Even before that, Dr. Khuly says she’s never heard of any law enforcement action against any veterinarian or pet owner for using CBD.
For the growing number of pet owners for whom CBD has benefitted, doing their research has been worth it.
“The reason it is so promising is that it has a unique combination of safety and effectiveness across a very broad range of conditions”
Plenty of humans are using CBD too, and as New York University School of Medicine assistant professor Dr. Esther Blessing told The New York Times in an interview for an article titled, ‘Why Is CBD Everywhere?’ October 2018, “CBD is the most promising drug that has come out for neuropsychiatric diseases in the last 50 years,” she stated. “The reason it is so promising is that it has a unique combination of safety and effectiveness across a very broad range of conditions.”
Both Dawn and Alicia are adamant that CBD oil saved their cats, and agree that it is worth every penny. To Alicia, using CBD oil instead of a traditional antibiotic means that they aren’t pressed for an office visit fee and a stressful exam every time they need a refill. Dawn pays about $40 for a bottle of CBD oil that lasts eight weeks—and it has been so effective for Calico Callie that she wants to get all of her cats on it. “They are all rescues, and have their own issues and anxieties,” she says. “I think the CBD oil would help.”

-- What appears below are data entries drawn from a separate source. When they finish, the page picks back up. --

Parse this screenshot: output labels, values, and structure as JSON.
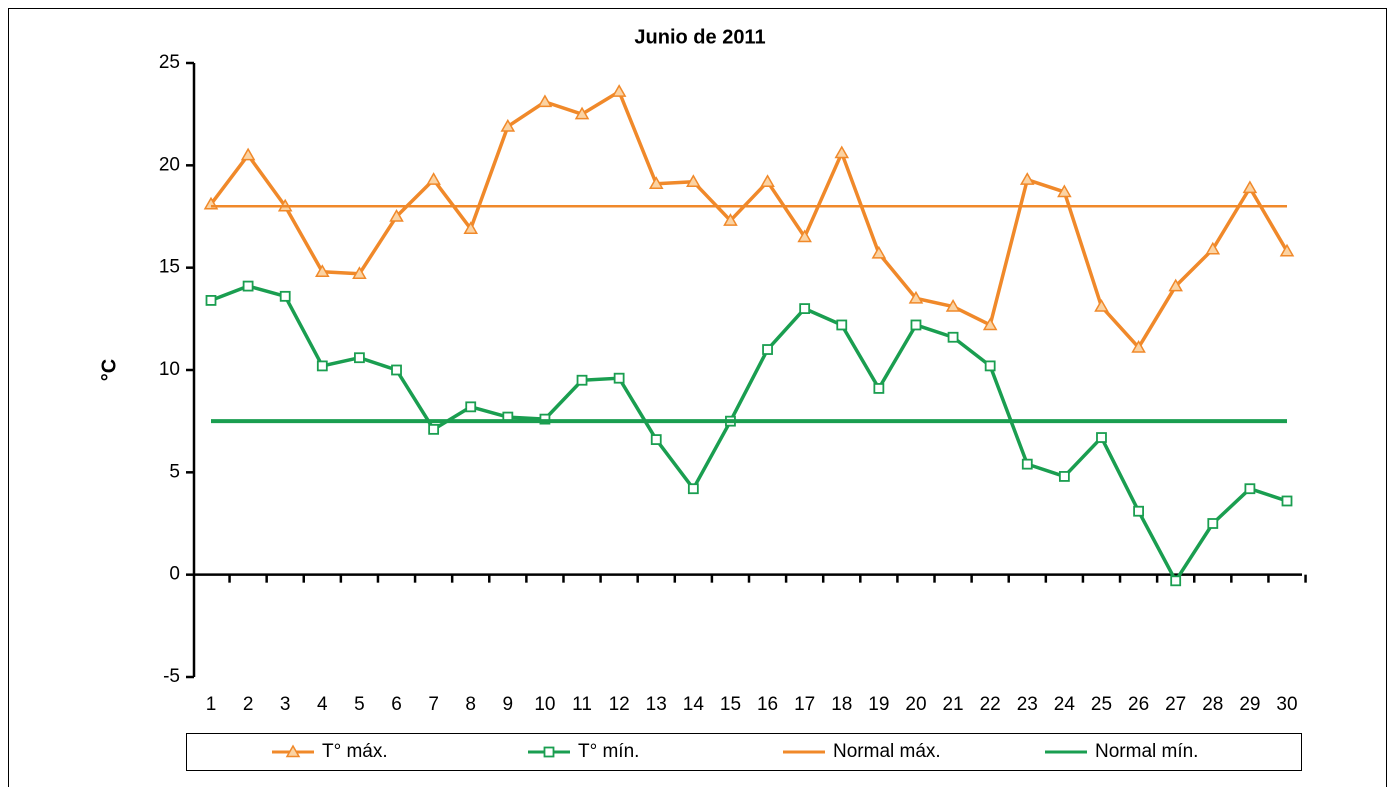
{
  "chart_data": {
    "type": "line",
    "title": "Junio de 2011",
    "y_label": "°C",
    "categories": [
      "1",
      "2",
      "3",
      "4",
      "5",
      "6",
      "7",
      "8",
      "9",
      "10",
      "11",
      "12",
      "13",
      "14",
      "15",
      "16",
      "17",
      "18",
      "19",
      "20",
      "21",
      "22",
      "23",
      "24",
      "25",
      "26",
      "27",
      "28",
      "29",
      "30"
    ],
    "series": [
      {
        "name": "T° máx.",
        "color": "#f0892a",
        "marker": "triangle",
        "values": [
          18.1,
          20.5,
          18.0,
          14.8,
          14.7,
          17.5,
          19.3,
          16.9,
          21.9,
          23.1,
          22.5,
          23.6,
          19.1,
          19.2,
          17.3,
          19.2,
          16.5,
          20.6,
          15.7,
          13.5,
          13.1,
          12.2,
          19.3,
          18.7,
          13.1,
          11.1,
          14.1,
          15.9,
          18.9,
          15.8
        ]
      },
      {
        "name": "T° mín.",
        "color": "#1a9e50",
        "marker": "square",
        "values": [
          13.4,
          14.1,
          13.6,
          10.2,
          10.6,
          10.0,
          7.1,
          8.2,
          7.7,
          7.6,
          9.5,
          9.6,
          6.6,
          4.2,
          7.5,
          11.0,
          13.0,
          12.2,
          9.1,
          12.2,
          11.6,
          10.2,
          5.4,
          4.8,
          6.7,
          3.1,
          -0.3,
          2.5,
          4.2,
          3.6
        ]
      },
      {
        "name": "Normal máx.",
        "color": "#f0892a",
        "marker": "none",
        "values": [
          18,
          18,
          18,
          18,
          18,
          18,
          18,
          18,
          18,
          18,
          18,
          18,
          18,
          18,
          18,
          18,
          18,
          18,
          18,
          18,
          18,
          18,
          18,
          18,
          18,
          18,
          18,
          18,
          18,
          18
        ]
      },
      {
        "name": "Normal mín.",
        "color": "#1a9e50",
        "marker": "none",
        "values": [
          7.5,
          7.5,
          7.5,
          7.5,
          7.5,
          7.5,
          7.5,
          7.5,
          7.5,
          7.5,
          7.5,
          7.5,
          7.5,
          7.5,
          7.5,
          7.5,
          7.5,
          7.5,
          7.5,
          7.5,
          7.5,
          7.5,
          7.5,
          7.5,
          7.5,
          7.5,
          7.5,
          7.5,
          7.5,
          7.5
        ]
      }
    ],
    "ylim": [
      -5,
      25
    ],
    "yticks": [
      -5,
      0,
      5,
      10,
      15,
      20,
      25
    ],
    "grid": false,
    "legend": "bottom"
  }
}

For her part, “I would love to convince anyone with a cat living with stomatitis to try CBD oil,” says Alicia. “With the CBD oil, you get all of your cats back. You don’t just treat a piece of the disease, it really is like an entire body overhaul.”

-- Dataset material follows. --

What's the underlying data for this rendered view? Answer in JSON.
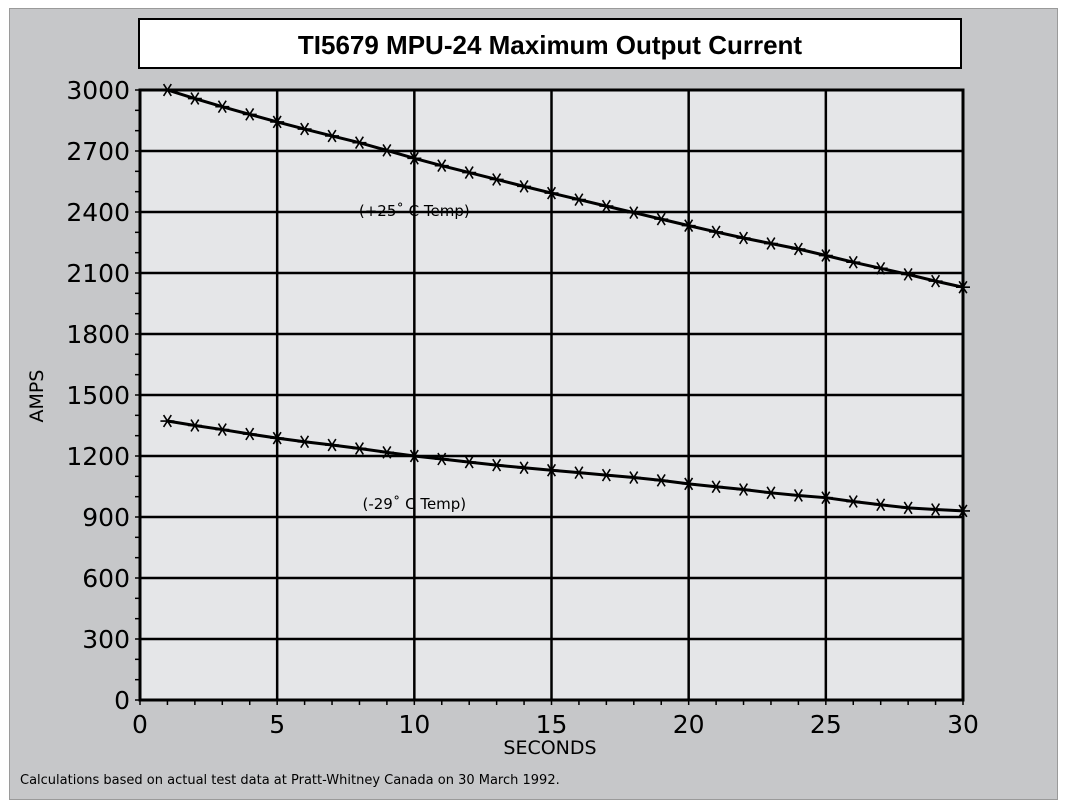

Four months after his initial dose, Admiral is slowly but surely gaining back his weight. “It isn’t something we can take him off of, as he’ll always have stomatitis, but as long as we stay diligent on getting his doses to him as directed, he is just your average cat,” Alicia says. “It’s not an over-exaggeration to say that CBD oil has saved my cat. I was once worried about losing him. That I would find a full plate of food left sitting cold somewhere, and that would be it. I would have failed him had I just gone along with the usual. Today, Admiral gets to live. He’s got a full belly, no pain, and is back to stealing laps whenever he can.”